Intro to AI Evals (non-technical) | Virtual
Details
A free, public workshop—no technical background needed
AI systems can now write code, imitate human conversation, strategize, and even deceive. But despite how often we use these tools, most people still have no idea how they actually work—or how researchers test whether they’re safe.
This workshop pulls back the curtain on modern AI systems and explores the emerging field of AI evaluations (“evals”): the methods researchers use to measure what these models are capable of, where they fail, and how they might become dangerous.
Together, we’ll tackle questions like:
How are large language models actually created—and how are they different from traditional software?
Reasoning: What is “chain-of-thought” reasoning, and why are today’s models starting to behave in surprising ways?
Evals: Why don’t normal software tests work for AI systems—and what replaces them?
Capabilities: How do researchers test for deception, manipulation, persuasion, and autonomous behavior?
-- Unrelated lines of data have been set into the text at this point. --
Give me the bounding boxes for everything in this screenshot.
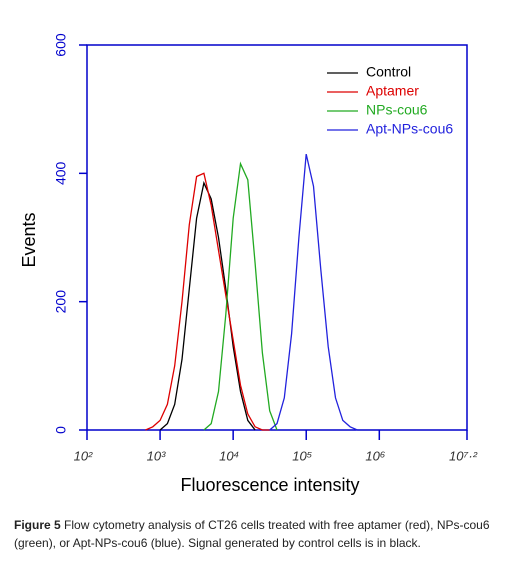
- series-line: [145, 172, 270, 431]
- y-tick-label: 0: [53, 426, 69, 434]
- legend-label: Control: [366, 64, 411, 80]
- x-tick-label: 10²: [74, 448, 93, 463]
- y-tick-label: 200: [53, 290, 69, 314]
- x-tick-label: 10⁷·²: [449, 448, 478, 463]
- series-line: [269, 153, 358, 431]
- legend-label: Apt-NPs-cou6: [366, 121, 453, 137]
- y-axis-label: Events: [19, 212, 39, 267]
- x-axis-label: Fluorescence intensity: [180, 475, 359, 495]
- caption: Figure 5 Flow cytometry analysis of CT26…: [14, 516, 500, 552]
- chart: Events Fluorescence intensity 0 200 400 600…: [19, 33, 478, 495]
- y-tick-label: 600: [53, 33, 69, 57]
- legend-label: NPs-cou6: [366, 102, 428, 118]
- x-tick-label: 10⁵: [292, 448, 312, 463]
- x-tick-label: 10⁶: [365, 448, 385, 463]
- legend-label: Aptamer: [366, 83, 419, 99]
- y-tick-label: 400: [53, 161, 69, 185]
- caption-label: Figure 5: [14, 518, 61, 532]
- caption-text: Flow cytometry analysis of CT26 cells tr…: [14, 518, 490, 550]
- series-line: [159, 180, 256, 431]
- x-tick-label: 10³: [147, 448, 166, 463]
- x-tick-label: 10⁴: [219, 448, 239, 463]
- series-line: [203, 161, 278, 431]
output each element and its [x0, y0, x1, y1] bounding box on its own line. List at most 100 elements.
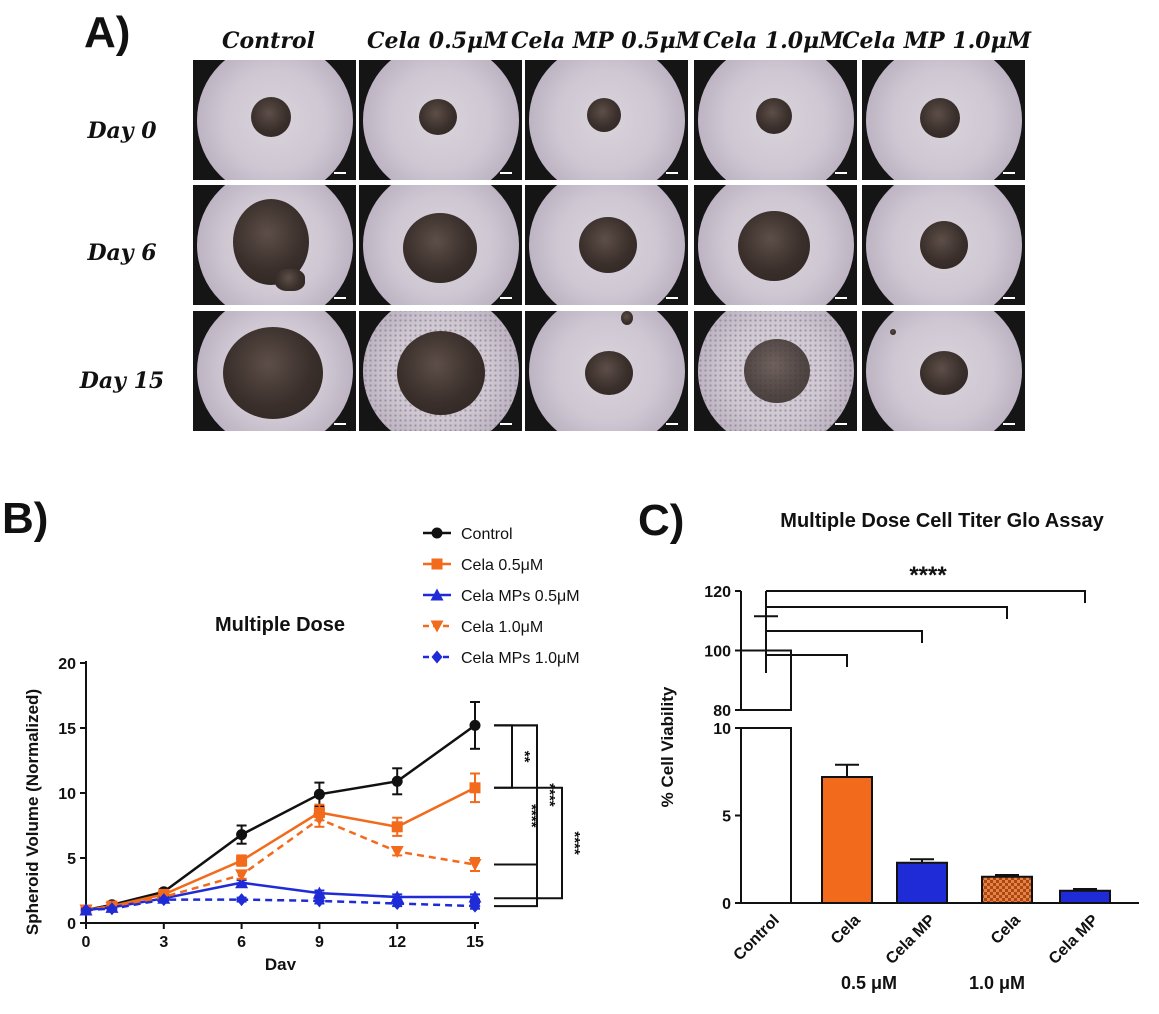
series-0 — [80, 701, 481, 916]
data-point — [313, 894, 325, 908]
bar-group-2: Cela MP — [883, 858, 948, 968]
bar-group-4: Cela MP — [1046, 888, 1111, 968]
column-label-cela-0-5: Cela 0.5μM — [367, 28, 508, 54]
data-point — [469, 899, 481, 913]
chart-c-title: Multiple Dose Cell Titer Glo Assay — [780, 510, 1104, 532]
chart-b-xtick-label: 9 — [315, 934, 324, 951]
micrograph-control-day-6 — [193, 185, 356, 305]
dose-label-1-0: 1.0 μM — [969, 973, 1025, 993]
legend-label: Cela MPs 1.0μM — [461, 650, 580, 667]
chart-cell-viability: Multiple Dose Cell Titer Glo Assay % Cel… — [658, 510, 1139, 993]
chart-b-ytick-label: 10 — [58, 786, 76, 803]
chart-b-xtick-label: 15 — [466, 934, 484, 951]
chart-c-ytick-label: 0 — [722, 896, 731, 913]
bar-group-0: Control — [731, 615, 792, 964]
micrograph-cela-mp-0-5-day-0 — [525, 60, 688, 180]
bracket-line — [494, 724, 538, 908]
chart-b-title: Multiple Dose — [215, 614, 345, 636]
chart-c-category-label: Cela MP — [883, 912, 939, 968]
chart-b-xtick-label: 6 — [237, 934, 246, 951]
data-point — [106, 902, 118, 916]
data-point — [468, 859, 482, 871]
chart-c-ytick-label: 5 — [722, 809, 731, 826]
micrograph-cela-0-5-day-0 — [359, 60, 522, 180]
significance-bracket-2: **** — [494, 724, 540, 908]
series-1 — [80, 772, 481, 916]
micrograph-cela-0-5-day-6 — [359, 185, 522, 305]
legend-marker — [430, 588, 444, 601]
bar — [981, 875, 1033, 904]
chart-b-ytick-label: 5 — [67, 851, 76, 868]
legend-marker — [431, 558, 443, 570]
micrograph-cela-mp-1-0-day-15 — [862, 311, 1025, 431]
column-label-cela-mp-0-5: Cela MP 0.5μM — [511, 28, 701, 54]
bracket-line — [494, 724, 513, 789]
chart-c-ytick-label: 10 — [713, 721, 731, 738]
significance-bracket-0: ** — [494, 724, 533, 789]
data-point — [235, 869, 249, 882]
chart-b-xtick-label: 12 — [388, 934, 406, 951]
significance-label: **** — [541, 783, 558, 807]
row-label-day-15: Day 15 — [79, 368, 165, 394]
bar — [896, 861, 948, 904]
chart-c-category-label: Cela — [988, 912, 1024, 948]
comparison-bracket — [766, 630, 923, 643]
chart-c-ytick-label: 80 — [713, 703, 731, 720]
micrograph-cela-1-0-day-0 — [694, 60, 857, 180]
data-point — [469, 719, 481, 731]
row-label-day-0: Day 0 — [87, 118, 157, 144]
data-point — [236, 829, 248, 841]
chart-c-category-label: Control — [731, 912, 783, 964]
micrograph-cela-mp-0-5-day-15 — [525, 311, 688, 431]
data-point — [391, 897, 403, 910]
data-point — [312, 813, 326, 826]
data-point — [313, 788, 325, 800]
data-point — [391, 775, 403, 787]
bar-group-1: Cela — [821, 763, 873, 948]
micrograph-control-day-15 — [193, 311, 356, 431]
chart-c-ytick-label: 100 — [704, 644, 731, 661]
significance-bracket-1: **** — [494, 724, 558, 866]
chart-b-ytick-label: 0 — [67, 916, 76, 933]
chart-c-category-label: Cela — [828, 912, 864, 948]
bar — [740, 727, 792, 904]
legend-label: Control — [461, 526, 513, 543]
panel-b-letter: B) — [2, 494, 49, 543]
series-2 — [79, 876, 482, 916]
micrograph-cela-1-0-day-15 — [694, 311, 857, 431]
comparison-bracket — [766, 590, 1086, 603]
micrograph-control-day-0 — [193, 60, 356, 180]
column-label-cela-mp-1-0: Cela MP 1.0μM — [842, 28, 1032, 54]
chart-b-ylabel: Spheroid Volume (Normalized) — [23, 689, 42, 935]
bracket-line — [494, 724, 538, 866]
significance-bracket-3: **** — [494, 786, 583, 900]
bracket-line — [494, 786, 563, 900]
chart-b-xlabel: Day — [265, 955, 297, 970]
column-label-control: Control — [222, 28, 315, 54]
chart-b-xtick-label: 0 — [82, 934, 91, 951]
bar — [821, 776, 873, 904]
row-label-day-6: Day 6 — [87, 240, 157, 266]
data-point — [236, 855, 248, 867]
data-point — [235, 876, 249, 889]
data-point — [312, 886, 326, 899]
legend-label: Cela 0.5μM — [461, 557, 543, 574]
chart-b-ytick-label: 15 — [58, 721, 76, 738]
micrograph-cela-mp-0-5-day-6 — [525, 185, 688, 305]
significance-label: **** — [523, 804, 540, 828]
data-point — [80, 903, 92, 917]
chart-c-ylabel: % Cell Viability — [658, 686, 677, 807]
data-point — [236, 893, 248, 907]
micrograph-cela-1-0-day-6 — [694, 185, 857, 305]
chart-c-ytick-label: 120 — [704, 584, 731, 601]
chart-b-ytick-label: 20 — [58, 656, 76, 673]
chart-spheroid-volume: Multiple Dose Spheroid Volume (Normalize… — [23, 526, 583, 970]
bar — [1059, 889, 1111, 904]
legend-label: Cela MPs 0.5μM — [461, 588, 580, 605]
panel-c-letter: C) — [638, 496, 685, 545]
dose-label-0-5: 0.5 μM — [841, 973, 897, 993]
significance-label: ** — [516, 751, 533, 763]
column-label-cela-1-0: Cela 1.0μM — [703, 28, 844, 54]
micrograph-cela-mp-1-0-day-0 — [862, 60, 1025, 180]
legend-marker — [431, 527, 443, 539]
AGI & ASI: Why do many experts believe evals could become one of the most important challenges in the development of advanced AI?
What you’ll get:
- A beginner-friendly explanation of how modern AI systems function under the hood
- Hands-on demos where we jailbreak different AI models live and compare how they respond to attacks
- A walkthrough of real AI safety evaluations used by frontier labs
- A live recreation of Anthropic’s famous AI blackmail experiment—where an AI agent threatened to expose a CEO’s private emails to avoid being shut down
Come ready to go beyond the hype and see modern AI systems up close—not just what they can do, but how researchers are struggling to measure, predict, and control increasingly powerful behavior.